Matthias Puhle: Die Vitalienbrüder. Campus Verlag 1994. Preis: 19,90 Euro.

Museum für Hamburgische Geschichte: Gottes Freund - Aller Welt Feind. Ausstellungskatalog zur Störtebeker Ausstellung. 2001. Preis 15,30 Euro. Zu kaufen im Online-Shop des Museums.

Seit 1878 im Museum

Der Schädel hatte 1999 sein Interesse geweckt, nachdem er bereits fast 90 Jahre im Besitz des Museums war. Als Wiechmann die Mittelalterausstellung neu ordnete, überlegte er, ob der Schädel überhaupt aus dieser Zeit stammt. Bauarbeiter hatten ihn 1878 beim Ausheben von Kaianlagen auf dem Hamburger Grasbrook, der historischen Hamburger Hinrichtungsstätte, gefunden. Da der gruselige Fund mit einem schmiedeeisernen Nagel durchbohrt war, kamen Historiker schon im 19. Jahrhundert zu dem Schluss, dass es sich um einen zum Tode verurteilte Seeräuber handeln könnte. Um Klarheit zu bekommen ließ Wiechmann das Alter des Exponats in Oxford bestimmen. Selbst die altehrwürdige britische Universität war von dem mutmaßlichen Störtebeker-Schädel fasziniert.

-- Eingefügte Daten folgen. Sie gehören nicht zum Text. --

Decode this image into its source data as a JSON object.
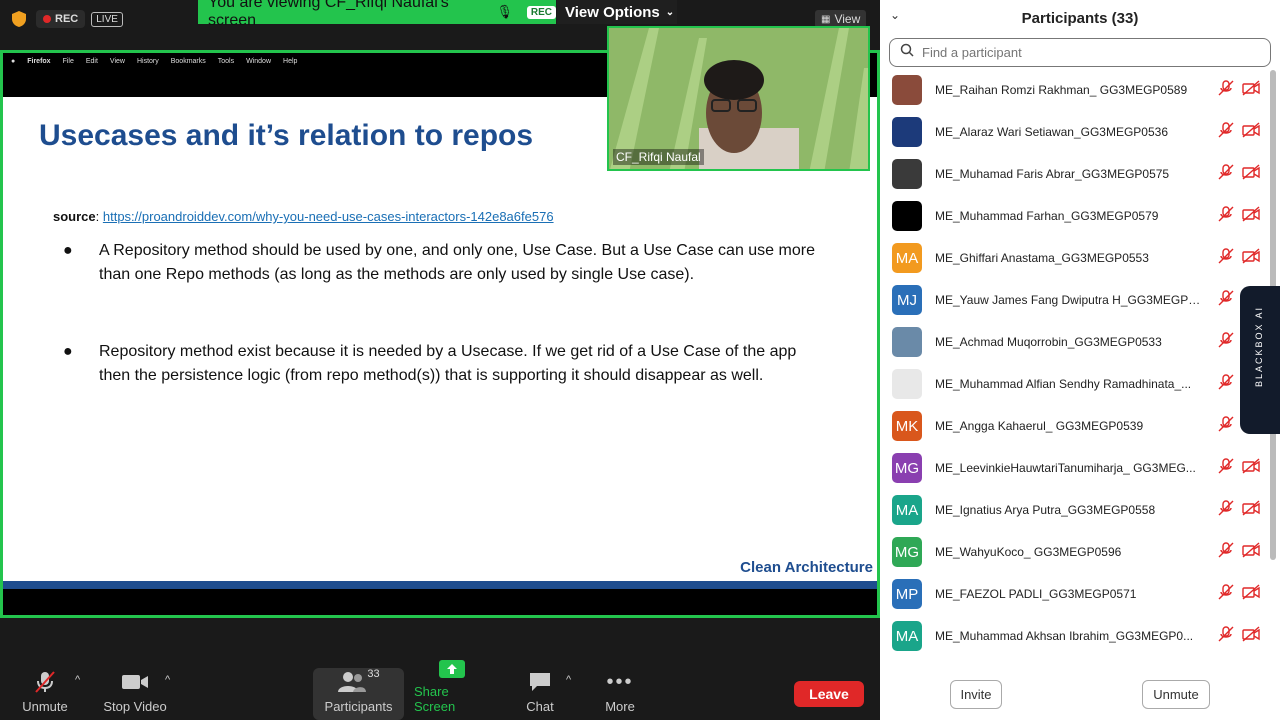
{
  "top": {
    "rec_label": "REC",
    "live_label": "LIVE",
    "share_banner": "You are viewing CF_Rifqi Naufal's screen",
    "share_rec": "REC",
    "view_options": "View Options",
    "view_label": "View"
  },
  "screen": {
    "menu": [
      "Firefox",
      "File",
      "Edit",
      "View",
      "History",
      "Bookmarks",
      "Tools",
      "Window",
      "Help"
    ],
    "slide_title": "Usecases and it’s relation to repos",
    "source_label": "source",
    "source_link": "https://proandroiddev.com/why-you-need-use-cases-interactors-142e8a6fe576",
    "bullet1": "A Repository method should be used by one, and only one, Use Case. But a Use Case can use more than one Repo methods (as long as the methods are only used by single Use case).",
    "bullet2": "Repository method exist because it is needed by a Usecase. If we get rid of a Use Case of the app then the persistence logic (from repo method(s)) that is supporting it should disappear as well.",
    "footer": "Clean Architecture"
  },
  "speaker": {
    "name": "CF_Rifqi Naufal"
  },
  "toolbar": {
    "unmute": "Unmute",
    "stop_video": "Stop Video",
    "participants": "Participants",
    "participants_count": "33",
    "share_screen": "Share Screen",
    "chat": "Chat",
    "more": "More",
    "leave": "Leave"
  },
  "panel": {
    "title": "Participants (33)",
    "search_placeholder": "Find a participant",
    "side_tab": "BLACKBOX AI",
    "invite": "Invite",
    "unmute": "Unmute",
    "participants": [
      {
        "name": "ME_Raihan Romzi Rakhman_ GG3MEGP0589",
        "initials": "",
        "color": "#8a4b3b"
      },
      {
        "name": "ME_Alaraz Wari Setiawan_GG3MEGP0536",
        "initials": "",
        "color": "#1c3a7a"
      },
      {
        "name": "ME_Muhamad Faris Abrar_GG3MEGP0575",
        "initials": "",
        "color": "#3a3a3a"
      },
      {
        "name": "ME_Muhammad Farhan_GG3MEGP0579",
        "initials": "",
        "color": "#000000"
      },
      {
        "name": "ME_Ghiffari Anastama_GG3MEGP0553",
        "initials": "MA",
        "color": "#f29a1f"
      },
      {
        "name": "ME_Yauw James Fang Dwiputra H_GG3MEGP0...",
        "initials": "MJ",
        "color": "#2a6fb8"
      },
      {
        "name": "ME_Achmad Muqorrobin_GG3MEGP0533",
        "initials": "",
        "color": "#6a8aa8"
      },
      {
        "name": "ME_Muhammad Alfian Sendhy Ramadhinata_...",
        "initials": "",
        "color": "#e8e8e8"
      },
      {
        "name": "ME_Angga Kahaerul_ GG3MEGP0539",
        "initials": "MK",
        "color": "#d9571c"
      },
      {
        "name": "ME_LeevinkieHauwtariTanumiharja_ GG3MEG...",
        "initials": "MG",
        "color": "#8a3fb0"
      },
      {
        "name": "ME_Ignatius Arya Putra_GG3MEGP0558",
        "initials": "MA",
        "color": "#1aa58a"
      },
      {
        "name": "ME_WahyuKoco_ GG3MEGP0596",
        "initials": "MG",
        "color": "#2fa856"
      },
      {
        "name": "ME_FAEZOL PADLI_GG3MEGP0571",
        "initials": "MP",
        "color": "#2a6fb8"
      },
      {
        "name": "ME_Muhammad Akhsan Ibrahim_GG3MEGP0...",
        "initials": "MA",
        "color": "#1aa58a"
      }
    ]
  },
  "colors": {
    "accent": "#23c44d",
    "leave": "#e02828",
    "slide_blue": "#1e4d8f"
  }
}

Die Spezialisten bestimmten anhand der C-14 Methode das Alter - kostenlos. Als das Ergebnis im Jahr 2000 kam, war der Archäologe Wiechmann fasziniert. Rund 600 Jahre ist der Schädel alt und passt zu der vermuteten Hinrichtung Störtebekers im Jahr 1401. "Wenn wir zeitlich so nah an Störtebeker dran sind, dann müssen wir da mehr draus machen", beschreibt Wiechmann seine Motivation, der Geschichte des Exponats auf den Grund zu gehen. "Das hat einen Impuls dazu gegeben, den Fund nach allen Regeln der Kunst zu untersuchen."

Schädel auf Reisen

Das Museum habe alle wichtigen Forscher, die etwas zur Mittelalter-Zeit sagen können, ins Boot geholt, sagt Wiechmann. Neben ihm leisteten der Rechtsmediziner Klaus Püschel und der Humanbiologe Günter Bräuer die Hauptarbeit. Der Störtebekerfaktor öffnete Tür und Tor. Kein Wissenschaftler verlangte ein Honorar. Der Schädel wurde in Paris, Düsseldorf, München und Göttingen von weiteren Biologen, Medizinern und Anthropologen untersucht. Mit kriminalistischen Methoden wurde der Schädel vermessen und analysiert. In Paris erstellten Spezialisten dann eine Art Phantombild des Piraten - ohne Haare, Augenbrauen und mit wenigen individuellen Merkmalen.

Vorher-Nachher-Show

Aus dem Schädel hat die Bildhauerin Daynés unter Anleitung der Wissenschaftler die Rekonstruktion entwickelt. Die Vorher-Nachher-Show ist verblüffend. Mit verwirrtem Blick, langen, ungepflegten Haaren und Stummeln als Zähnen, sieht der Mann völlig heruntergekommen aus. Doch dieser Kopf soll Störtebeker zeigen. Auf jeden Fall einen Piratenanführer. Mit der Heldengestalt zahlreicher Romane, Comics und Festspiele hat dieser Pirat nichts gemein.